After Isaiah accepts the Lord's invitation to be His prophet, the Lord provides instructions. "He said, 'Go and tell this people: 'Be ever hearing, but never understanding; be ever seeing, but never perceiving.' Make the heart of this people calloused; make their ears dull and close their eyes. Otherwise they might see with their eyes, hear with their ears, understand with their hearts, and turn and be healed.'" (Isaiah 6:9-10)
What is the Lord saying? Does He want the people to be lost? No, because the Bible clearly tells us from start to finish that the Lord's desire is for everyone to be saved. When He tells Isaiah to make the people's hearts calloused, what He is saying is that the people will see Isaiah acting as a prophet and they will hear his words but will deny what they see and hear. In denying over and over what they see and hear, their hearts (which are already hard) will grow harder and harder. Every time a person hears the truth of God's word and rejects it, his or her heart grows harder. This makes it more and more difficult for them to "turn and be healed" as the Lord phrases it. A heart can become impenetrable once the shell around it has grown thick enough. At that point the only way a person can be saved is if the Lord forces them to be saved---and that He will not do, for He is a gentleman who does not force Himself upon anyone. As we discussed yesterday, He respects human dignity and the free will He instilled in mankind.
The Lord is informing Isaiah that his commission as a prophet will be largely fruitless. Doubtless, some people accepted his words, but the vast majority of them did not. They will hear Isaiah's words but won't understand them because they don't want to understand them. In our own day, there are people sitting in church on a regular basis, listening to the word of God being preached while at the same time rejecting the word. They don't want to understand what they are hearing because if they understand it they will have to do something about it.
People go to church for reasons other than to worship the Lord, just as in Isaiah's day they went up to the temple with offerings and sacrifices for reasons other than loving the Lord. People may go to church in our times because it's expected of them by their family or because they like the effect it has on their reputation or because it gives them a sense of belonging to a group. They may attend church because they feel lonely or because it's the main social event in their small rural town. There are many reasons why a person attends services and why a person volunteers their time for church projects, and those reasons may have nothing to do with having a relationship with the Lord. There are lost people in our churches. The longer they listen to the word of God but don't repent, and the longer they observe the godly lives of others and don't repent, the more difficult it will be to ever come to the point of repentance. Their hearts grow more "calloused", as the Lord says, as time goes on.
The Lord is telling Isaiah to be prepared for his message to fall upon deaf ears.
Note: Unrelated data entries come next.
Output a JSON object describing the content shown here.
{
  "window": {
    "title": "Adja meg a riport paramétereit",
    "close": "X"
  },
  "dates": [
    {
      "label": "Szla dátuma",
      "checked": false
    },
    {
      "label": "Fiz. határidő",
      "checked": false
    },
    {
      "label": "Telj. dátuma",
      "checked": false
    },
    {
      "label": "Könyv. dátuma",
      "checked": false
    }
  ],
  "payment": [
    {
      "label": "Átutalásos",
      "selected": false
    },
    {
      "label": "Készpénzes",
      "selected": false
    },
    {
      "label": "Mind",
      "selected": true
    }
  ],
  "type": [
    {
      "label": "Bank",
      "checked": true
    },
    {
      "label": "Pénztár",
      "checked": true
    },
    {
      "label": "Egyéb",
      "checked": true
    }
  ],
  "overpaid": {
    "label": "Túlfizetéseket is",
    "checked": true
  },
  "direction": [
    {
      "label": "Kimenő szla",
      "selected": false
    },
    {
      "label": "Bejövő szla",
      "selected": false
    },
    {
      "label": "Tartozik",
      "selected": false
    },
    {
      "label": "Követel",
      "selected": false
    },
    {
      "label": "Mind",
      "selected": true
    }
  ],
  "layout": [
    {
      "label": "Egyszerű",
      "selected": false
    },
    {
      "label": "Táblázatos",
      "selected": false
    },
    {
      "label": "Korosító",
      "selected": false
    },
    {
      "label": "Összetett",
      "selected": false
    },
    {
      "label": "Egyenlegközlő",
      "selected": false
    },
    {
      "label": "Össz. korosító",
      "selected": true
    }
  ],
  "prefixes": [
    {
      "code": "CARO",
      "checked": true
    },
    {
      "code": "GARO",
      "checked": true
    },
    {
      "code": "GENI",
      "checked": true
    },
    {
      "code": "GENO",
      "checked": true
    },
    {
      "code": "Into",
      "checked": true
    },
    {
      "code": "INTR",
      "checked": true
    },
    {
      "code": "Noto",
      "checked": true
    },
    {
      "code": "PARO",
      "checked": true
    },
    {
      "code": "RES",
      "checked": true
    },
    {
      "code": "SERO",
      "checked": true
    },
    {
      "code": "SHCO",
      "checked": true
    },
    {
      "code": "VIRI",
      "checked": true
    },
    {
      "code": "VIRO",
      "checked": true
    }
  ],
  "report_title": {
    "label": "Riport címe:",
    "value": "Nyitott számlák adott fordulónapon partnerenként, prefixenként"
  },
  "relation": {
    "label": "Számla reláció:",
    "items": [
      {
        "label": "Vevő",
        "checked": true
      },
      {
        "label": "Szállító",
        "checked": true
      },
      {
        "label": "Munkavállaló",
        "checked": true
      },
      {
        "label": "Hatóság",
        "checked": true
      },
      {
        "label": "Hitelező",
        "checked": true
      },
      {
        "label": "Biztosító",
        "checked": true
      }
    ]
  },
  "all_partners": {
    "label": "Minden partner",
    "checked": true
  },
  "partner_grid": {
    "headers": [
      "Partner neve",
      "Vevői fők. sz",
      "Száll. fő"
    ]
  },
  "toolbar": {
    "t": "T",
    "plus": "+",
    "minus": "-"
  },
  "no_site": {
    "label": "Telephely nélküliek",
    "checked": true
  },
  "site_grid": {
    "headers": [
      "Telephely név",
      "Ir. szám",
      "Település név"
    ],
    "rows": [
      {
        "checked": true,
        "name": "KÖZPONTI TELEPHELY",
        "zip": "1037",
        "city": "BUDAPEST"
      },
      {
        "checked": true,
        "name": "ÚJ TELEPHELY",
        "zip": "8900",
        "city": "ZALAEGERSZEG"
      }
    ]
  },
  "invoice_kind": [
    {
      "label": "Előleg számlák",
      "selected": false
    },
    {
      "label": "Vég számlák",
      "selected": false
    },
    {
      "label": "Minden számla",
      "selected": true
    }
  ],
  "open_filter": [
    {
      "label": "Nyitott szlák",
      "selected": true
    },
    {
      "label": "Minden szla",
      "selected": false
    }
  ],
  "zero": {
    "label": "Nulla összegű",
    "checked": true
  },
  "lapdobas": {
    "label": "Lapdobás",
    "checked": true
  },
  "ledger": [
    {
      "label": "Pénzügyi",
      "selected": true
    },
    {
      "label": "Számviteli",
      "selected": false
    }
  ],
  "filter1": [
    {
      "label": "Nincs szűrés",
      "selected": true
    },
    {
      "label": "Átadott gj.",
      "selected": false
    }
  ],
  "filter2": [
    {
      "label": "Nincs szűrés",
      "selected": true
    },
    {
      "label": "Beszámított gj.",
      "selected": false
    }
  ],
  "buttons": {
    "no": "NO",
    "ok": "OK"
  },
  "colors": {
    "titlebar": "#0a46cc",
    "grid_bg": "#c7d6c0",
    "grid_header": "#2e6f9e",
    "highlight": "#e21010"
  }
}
He is telling Isaiah that he will be scoffed at and ignored. The Lord is fair in His dealings with mankind and doesn't want us accepting a commission from Him blindly. As the Lord Jesus said, we are to "count the cost" of taking up our cross and following Him. (Luke 14:25-33) Jesus warned His disciples that their message about Him would be rejected by many. He warned them that they would be ridiculed and, in some cases, would be beaten or imprisoned or even put to death. Were they willing to go this far or not? When the Lord tells Isaiah his message is going to fall mostly on deaf ears, He's asking him, "Are you willing to preach My message anyway?"
Isaiah is willing. The only question he asks is how long this hard-heartedness of the people will last. "Then I said, 'For how long, Lord?'" (Isaiah 6:11a) Will their hearts be calloused forever? Will they be willfully blind and deliberately deaf forever? Isaiah hopes not. He loves his people and his nation. He doesn't want the people to be lost or the nation to fall never to rise again. He wants some good news to make the bad news easier to bear.
"And He answered: 'Until the cities lie ruined and without inhabitant, until the houses are left deserted and the fields ruined and ravaged, until the Lord has sent everyone far away and the land is utterly forsaken. And though a tenth remains in the land, it will again be laid waste. But as the terebinth and oak leave stumps when they are cut down, so the holy seed will be the stump in the land.'" (Isaiah 6:11b-13) Just as the Lord already stated earlier in the book of Isaiah, the nation will be attacked and conquered. The people will be taken captive and dispersed to foreign soil. But that is not the end! The good news Isaiah was hoping for is in this message.
Judgment would not have come if most of the people had repented at the words of Isaiah and the other prophets. The Lord lets Isaiah know that they will not repent and that the judgment He has pronounced is really going to happen. But He will not make an end of Isaiah's people and He will not make an end of the nation.